Goodpasture syndrome is an autoimmune vascular disease associated with kidney and lung failure, with pathogenic circulating autoantibodies targeted to a set of discontinuous epitope sequences within the noncollagenous domain-1 (NC1) of the alpha3 chain of type IV collagen (alpha3(IV)NC1), the Goodpasture autoantigen. We demonstrate that basement membrane extracted NC1 domain preparations from Caenorhabditis elegans, Drosophila melanogaster, and Danio rerio do not bind Goodpasture autoantibodies, while Xenopus laevis, chicken, mouse and human alpha3(IV)NC1 domains bind autoantibodies. The alpha3(IV) chain is not present in C elegans and Drosophila melanogaster, but is first detected in the Danio rerio.
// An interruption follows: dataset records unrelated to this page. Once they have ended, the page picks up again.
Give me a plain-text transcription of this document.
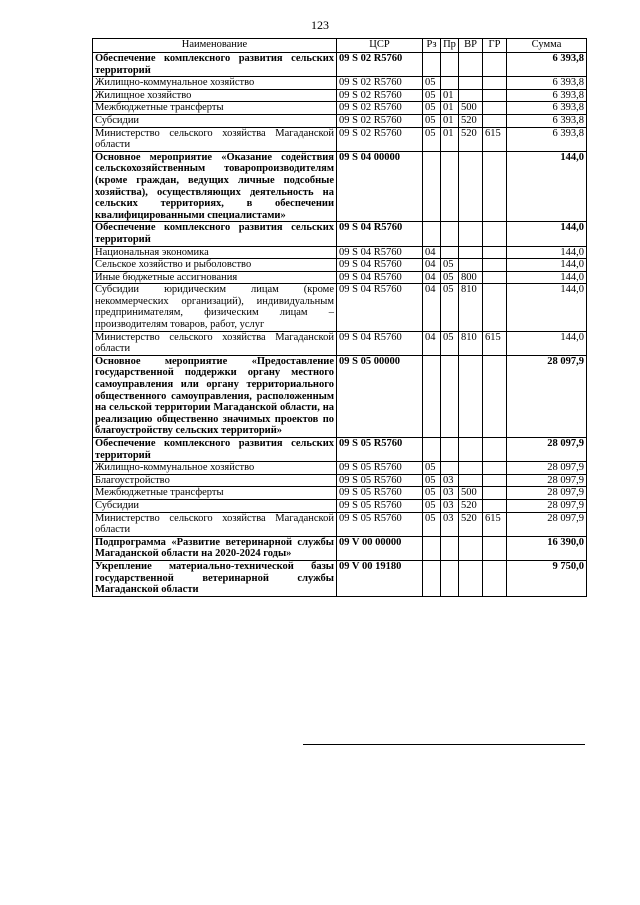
123
Наименование	ЦСР	Рз	Пр	ВР	ГР	Сумма
Обеспечение комплексного развития сельских территорий	09 S 02 R5760					6 393,8
Жилищно-коммунальное хозяйство	09 S 02 R5760	05				6 393,8
Жилищное хозяйство	09 S 02 R5760	05	01			6 393,8
Межбюджетные трансферты	09 S 02 R5760	05	01	500		6 393,8
Субсидии	09 S 02 R5760	05	01	520		6 393,8
Министерство сельского хозяйства Магаданской области	09 S 02 R5760	05	01	520	615	6 393,8
Основное мероприятие «Оказание содействия сельскохозяйственным товаропроизводителям (кроме граждан, ведущих личные подсобные хозяйства), осуществляющих деятельность на сельских территориях, в обеспечении квалифицированными специалистами»	09 S 04 00000					144,0
Обеспечение комплексного развития сельских территорий	09 S 04 R5760					144,0
Национальная экономика	09 S 04 R5760	04				144,0
Сельское хозяйство и рыболовство	09 S 04 R5760	04	05			144,0
Иные бюджетные ассигнования	09 S 04 R5760	04	05	800		144,0
Субсидии юридическим лицам (кроме некоммерческих организаций), индивидуальным предпринимателям, физическим лицам – производителям товаров, работ, услуг	09 S 04 R5760	04	05	810		144,0
Министерство сельского хозяйства Магаданской области	09 S 04 R5760	04	05	810	615	144,0
Основное мероприятие «Предоставление государственной поддержки органу местного самоуправления или органу территориального общественного самоуправления, расположенным на сельской территории Магаданской области, на реализацию общественно значимых проектов по благоустройству сельских территорий»	09 S 05 00000					28 097,9
Обеспечение комплексного развития сельских территорий	09 S 05 R5760					28 097,9
Жилищно-коммунальное хозяйство	09 S 05 R5760	05				28 097,9
Благоустройство	09 S 05 R5760	05	03			28 097,9
Межбюджетные трансферты	09 S 05 R5760	05	03	500		28 097,9
Субсидии	09 S 05 R5760	05	03	520		28 097,9
Министерство сельского хозяйства Магаданской области	09 S 05 R5760	05	03	520	615	28 097,9
Подпрограмма «Развитие ветеринарной службы Магаданской области на 2020-2024 годы»	09 V 00 00000					16 390,0
Укрепление материально-технической базы государственной ветеринарной службы Магаданской области	09 V 00 19180					9 750,0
Interestingly, native Danio rerio alpha3(IV)NC1 does not bind Goodpasture autoantibodies. Next, we cloned, sequenced, and generated recombinant Danio rerio alpha3(IV)NC1 domain. In contrast to recombinant human alpha3(IV)NC1 domain, there was complete absence of autoantibody binding to recombinant Danio rerio alpha3(IV)NC1. Three-dimensional molecular modeling from existing x-ray coordinates of human NC1 domain suggest that evolutionary alteration of electrostatic charge and polarity due to the emergence of critical serine, aspartic acid, and lysine residues, accompanied by the loss of asparagine and glutamine, contributes to the emergence of the 2 major Goodpasture epitopes on the human alpha3(IV)NC1 domain, as it evolved from the Danio rerio over 450 million years.